On that news the American populus will call for the resignation of the 9th Circuit Court of Appeals and 3 of the Supreme Court Justices. When they refuse a national shortage of pitchforks and torches will help spur the waning production sector of the American Economy. The Judges step down weeks later, never to be heard from again. (Although rumor has it they all fled to France.)

The US will ask for its removal from the United Nations, which will not allow the departure. On another tip about the whereabouts of Osama Bin Ladin, the US military will strike the UN Headquarters, destroying it and all occupants. The only remains to be identified come from Jaques Sheraks (sp) office, one is Jaques, the other is Bin Ladin. Papers are also found in a fire-proof safe which implicate the United Nations in all the terroristic activity perpetrated against the free world in the last decade.

The world, with the exception of France and Germany, offer their apologies to the United States. They, as a token of appreciation, overthrow France and Germany, and give them back to the newly reforged Russia (now based upon a constitutional republic democracy).

No longer needed, the Patriot Act and the Department of Homeland Security will sunset and freedom and peace will reign.

In November, Christ will come again, fullfilling Christian prophesy, upon seeing everything that’s happened and finding no traces of Armegeddon, He’ll simply state “looks like you’ve got things under control here, I’ll be in Tahiti if anyone needs me.”

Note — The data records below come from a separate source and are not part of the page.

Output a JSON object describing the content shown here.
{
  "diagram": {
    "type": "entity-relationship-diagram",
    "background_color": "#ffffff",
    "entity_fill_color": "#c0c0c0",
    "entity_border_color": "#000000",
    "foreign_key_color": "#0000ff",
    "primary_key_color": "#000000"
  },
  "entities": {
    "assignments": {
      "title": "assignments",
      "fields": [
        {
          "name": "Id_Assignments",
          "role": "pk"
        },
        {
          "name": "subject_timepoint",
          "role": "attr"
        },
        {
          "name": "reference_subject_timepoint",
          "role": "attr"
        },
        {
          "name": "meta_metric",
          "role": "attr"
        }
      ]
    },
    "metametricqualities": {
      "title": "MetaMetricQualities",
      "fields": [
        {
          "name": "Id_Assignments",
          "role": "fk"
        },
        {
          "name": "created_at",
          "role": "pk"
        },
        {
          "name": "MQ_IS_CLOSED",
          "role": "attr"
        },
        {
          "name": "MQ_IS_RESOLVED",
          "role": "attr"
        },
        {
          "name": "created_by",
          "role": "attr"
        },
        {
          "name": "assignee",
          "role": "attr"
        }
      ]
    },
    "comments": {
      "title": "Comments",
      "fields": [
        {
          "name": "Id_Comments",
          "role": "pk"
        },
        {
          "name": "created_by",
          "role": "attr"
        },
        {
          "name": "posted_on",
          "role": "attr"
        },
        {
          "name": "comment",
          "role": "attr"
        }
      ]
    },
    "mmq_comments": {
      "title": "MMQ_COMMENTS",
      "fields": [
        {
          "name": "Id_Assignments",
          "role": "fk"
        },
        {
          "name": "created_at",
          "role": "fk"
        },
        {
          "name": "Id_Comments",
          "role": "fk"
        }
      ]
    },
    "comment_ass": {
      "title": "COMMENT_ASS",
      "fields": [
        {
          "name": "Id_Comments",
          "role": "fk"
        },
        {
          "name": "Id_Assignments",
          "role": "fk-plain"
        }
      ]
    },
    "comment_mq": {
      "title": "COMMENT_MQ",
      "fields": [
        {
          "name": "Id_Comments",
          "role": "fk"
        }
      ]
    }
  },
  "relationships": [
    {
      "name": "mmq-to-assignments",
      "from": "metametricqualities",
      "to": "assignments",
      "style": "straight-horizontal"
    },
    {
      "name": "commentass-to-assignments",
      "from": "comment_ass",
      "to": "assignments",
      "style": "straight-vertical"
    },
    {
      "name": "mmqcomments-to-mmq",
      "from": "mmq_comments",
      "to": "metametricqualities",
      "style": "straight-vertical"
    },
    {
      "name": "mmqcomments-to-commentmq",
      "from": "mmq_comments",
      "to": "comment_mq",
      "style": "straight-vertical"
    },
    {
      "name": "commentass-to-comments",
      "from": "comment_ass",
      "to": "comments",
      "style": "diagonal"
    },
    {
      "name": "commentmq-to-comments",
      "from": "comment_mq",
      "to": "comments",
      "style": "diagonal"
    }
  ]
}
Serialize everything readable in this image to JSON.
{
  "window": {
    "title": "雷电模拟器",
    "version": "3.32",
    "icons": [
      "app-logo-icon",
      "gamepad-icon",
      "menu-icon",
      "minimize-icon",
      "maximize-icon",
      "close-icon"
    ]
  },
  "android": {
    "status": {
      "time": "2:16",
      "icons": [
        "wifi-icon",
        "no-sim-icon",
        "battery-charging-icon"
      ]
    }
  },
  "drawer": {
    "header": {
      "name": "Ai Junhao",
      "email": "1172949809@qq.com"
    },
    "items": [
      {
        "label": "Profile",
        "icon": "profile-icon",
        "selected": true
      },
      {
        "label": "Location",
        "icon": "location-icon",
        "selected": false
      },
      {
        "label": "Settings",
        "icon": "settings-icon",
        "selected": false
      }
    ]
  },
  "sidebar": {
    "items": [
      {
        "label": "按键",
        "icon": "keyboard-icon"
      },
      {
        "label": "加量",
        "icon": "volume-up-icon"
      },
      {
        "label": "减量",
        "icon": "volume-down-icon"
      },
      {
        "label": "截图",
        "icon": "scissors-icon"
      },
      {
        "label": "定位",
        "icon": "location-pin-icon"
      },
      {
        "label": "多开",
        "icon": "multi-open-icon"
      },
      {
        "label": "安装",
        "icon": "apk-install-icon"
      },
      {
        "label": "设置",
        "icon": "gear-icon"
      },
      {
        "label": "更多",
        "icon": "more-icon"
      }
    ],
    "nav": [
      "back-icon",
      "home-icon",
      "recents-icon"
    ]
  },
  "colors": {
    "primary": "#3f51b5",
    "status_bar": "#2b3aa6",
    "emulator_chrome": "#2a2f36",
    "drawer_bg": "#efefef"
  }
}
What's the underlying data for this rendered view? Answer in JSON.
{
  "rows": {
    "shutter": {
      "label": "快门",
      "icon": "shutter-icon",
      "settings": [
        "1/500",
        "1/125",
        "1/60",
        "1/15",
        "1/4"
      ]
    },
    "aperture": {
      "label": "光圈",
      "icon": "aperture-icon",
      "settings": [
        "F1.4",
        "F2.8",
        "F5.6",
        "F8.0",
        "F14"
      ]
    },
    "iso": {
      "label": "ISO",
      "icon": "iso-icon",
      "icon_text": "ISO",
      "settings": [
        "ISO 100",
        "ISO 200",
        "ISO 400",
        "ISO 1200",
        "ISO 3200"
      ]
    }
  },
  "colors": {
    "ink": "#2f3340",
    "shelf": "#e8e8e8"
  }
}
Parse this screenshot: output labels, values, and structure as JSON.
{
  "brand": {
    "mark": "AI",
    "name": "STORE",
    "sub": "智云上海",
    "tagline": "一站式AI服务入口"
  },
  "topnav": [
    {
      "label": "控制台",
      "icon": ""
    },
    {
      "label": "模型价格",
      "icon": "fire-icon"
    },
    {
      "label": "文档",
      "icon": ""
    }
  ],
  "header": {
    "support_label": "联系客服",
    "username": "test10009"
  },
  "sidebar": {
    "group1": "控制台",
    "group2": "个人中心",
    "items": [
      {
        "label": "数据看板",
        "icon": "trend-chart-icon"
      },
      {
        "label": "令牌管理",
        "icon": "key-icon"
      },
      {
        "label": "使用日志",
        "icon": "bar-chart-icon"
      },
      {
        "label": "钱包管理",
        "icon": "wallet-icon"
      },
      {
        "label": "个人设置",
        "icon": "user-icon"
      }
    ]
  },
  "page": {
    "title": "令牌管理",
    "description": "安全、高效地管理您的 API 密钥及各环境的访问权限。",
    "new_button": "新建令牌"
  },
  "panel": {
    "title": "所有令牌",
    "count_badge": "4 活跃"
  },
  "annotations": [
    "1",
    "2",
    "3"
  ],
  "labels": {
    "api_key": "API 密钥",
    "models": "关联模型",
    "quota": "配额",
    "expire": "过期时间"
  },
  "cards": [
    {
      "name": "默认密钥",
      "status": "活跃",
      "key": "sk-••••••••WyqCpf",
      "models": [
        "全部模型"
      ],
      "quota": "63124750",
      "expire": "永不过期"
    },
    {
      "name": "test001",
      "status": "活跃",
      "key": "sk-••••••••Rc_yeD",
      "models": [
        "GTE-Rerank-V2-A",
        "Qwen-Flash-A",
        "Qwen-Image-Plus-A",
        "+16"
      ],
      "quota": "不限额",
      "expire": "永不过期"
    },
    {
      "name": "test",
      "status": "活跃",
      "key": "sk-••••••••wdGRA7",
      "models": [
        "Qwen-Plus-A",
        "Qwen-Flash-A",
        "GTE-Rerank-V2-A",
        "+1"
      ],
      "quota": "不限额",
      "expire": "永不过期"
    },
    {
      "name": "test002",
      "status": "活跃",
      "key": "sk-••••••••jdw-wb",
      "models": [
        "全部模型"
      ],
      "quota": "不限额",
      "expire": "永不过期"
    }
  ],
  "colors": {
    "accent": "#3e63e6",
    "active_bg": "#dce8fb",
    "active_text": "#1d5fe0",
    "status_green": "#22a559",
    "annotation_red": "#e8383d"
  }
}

Unfortunately, due to a rounding error, the “Y2K bug” will manefest itself at 11:58 GMT and the world will inexplicably cease rotation, then reverse. When the catastrophic events clear, an expidition to the center of the earth will reveal a little old man with a Commodore 64 that hadn’t been patched hooked up to a large gyroscopic mechanism. His only quote: “I didn’t get the memo.”

Christ will return from his holiday in Tahiti to help all the people of the Earth, thus fulfilling Jewish prophecy.

Triage will last roughly 1000 years, but, oddly, no plague, pestilance, or death will be found. This, suspectedly, due to the reversed rotation of the earth. When questioned, the little old man at the center of the earth will be quoted as saying “I didn’t get the memo.”

Peace and plenty abound… and they all lived happily ever after…

Until one remaining ACLU laywer was found alive, having suffered from amnesia. Once the cloud of forgetfulness is lifted from his/her mind, s/he goes straight to work trying to destroy the new found peace.